The River Marden flows through the parish from its source near Calstone Wellington.

== History ==
Until 2025, the parish was named Calne Without and also included the small villages of Calstone Wellington and Stockley; the dispersed settlement of Stock; the hamlets of Blackland, Broad's Green, Mile Elm and Theobald's Green; and part of the hamlet of Ratford and the former tithing of Calstone.

Calne Without was created in 1890 when the large Calne parish was divided. The municipal area became Calne Within parish and the remainder formed Calne Without, joined by the land of the abolished Blackland and Calstone Wellington parishes and the liberty of Bowood, and a small area of Bremhill parish. In 1934, Calne Without was reduced in size by transferring to Calne Within an area with a population of around 900, and transferring a smaller area to Cherhill. When Pewsham parish (to the west) was abolished in 1984, its rural area was transferred to Calne Without.

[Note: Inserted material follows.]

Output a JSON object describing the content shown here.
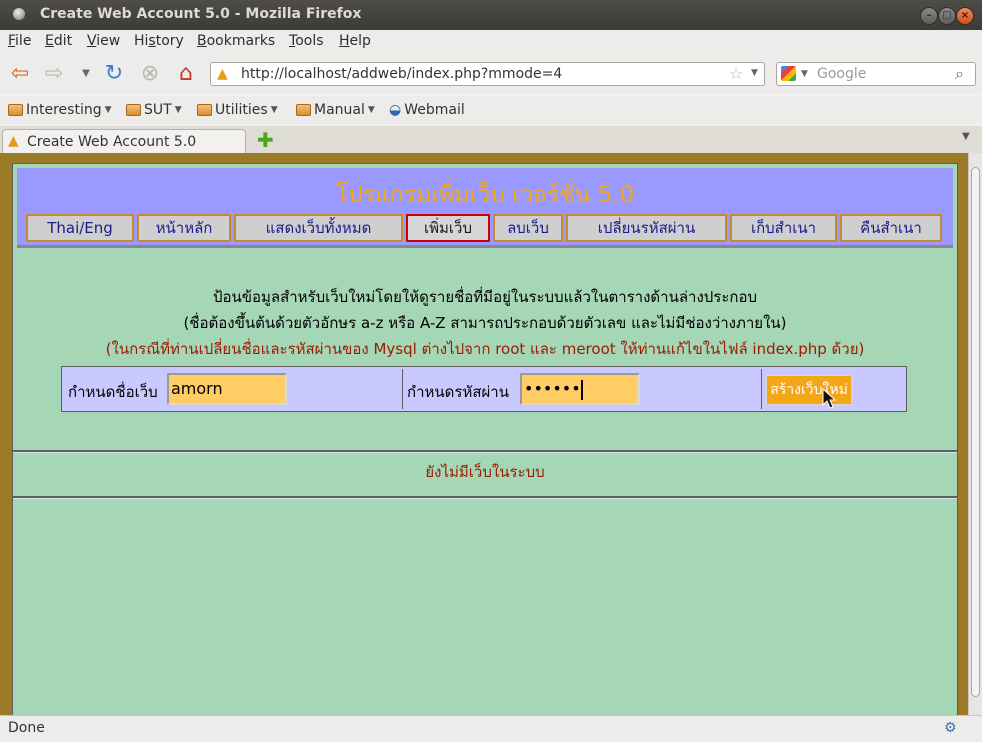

Wiltshire Council's Community Governance Review 2021/22 considered the creation of a new parish covering Derry Hill and Studley, which had both experienced large-scale housing development, and its impact on surrounding parishes. The final recommendation of the review was, rather than creating a new parish, to transfer the eastern parts of the parish to Bremhill, Heddington and Cherhill parishes. The parish of Calne Without would thus cover Derry Hill, Studley, Buck Hill, Pewsham, the Bowood estate, Sandy Lane and Whetham, and would be renamed as Derry Hill & Studley. The changes came into effect at the elections on 1 May 2025.

The parish spans two Westminster constituencies. Derry Hill, Studley and Pewsham are within the Chippenham constituency, while the southwestern part – including Sandy Lane – falls within Melksham and Devizes.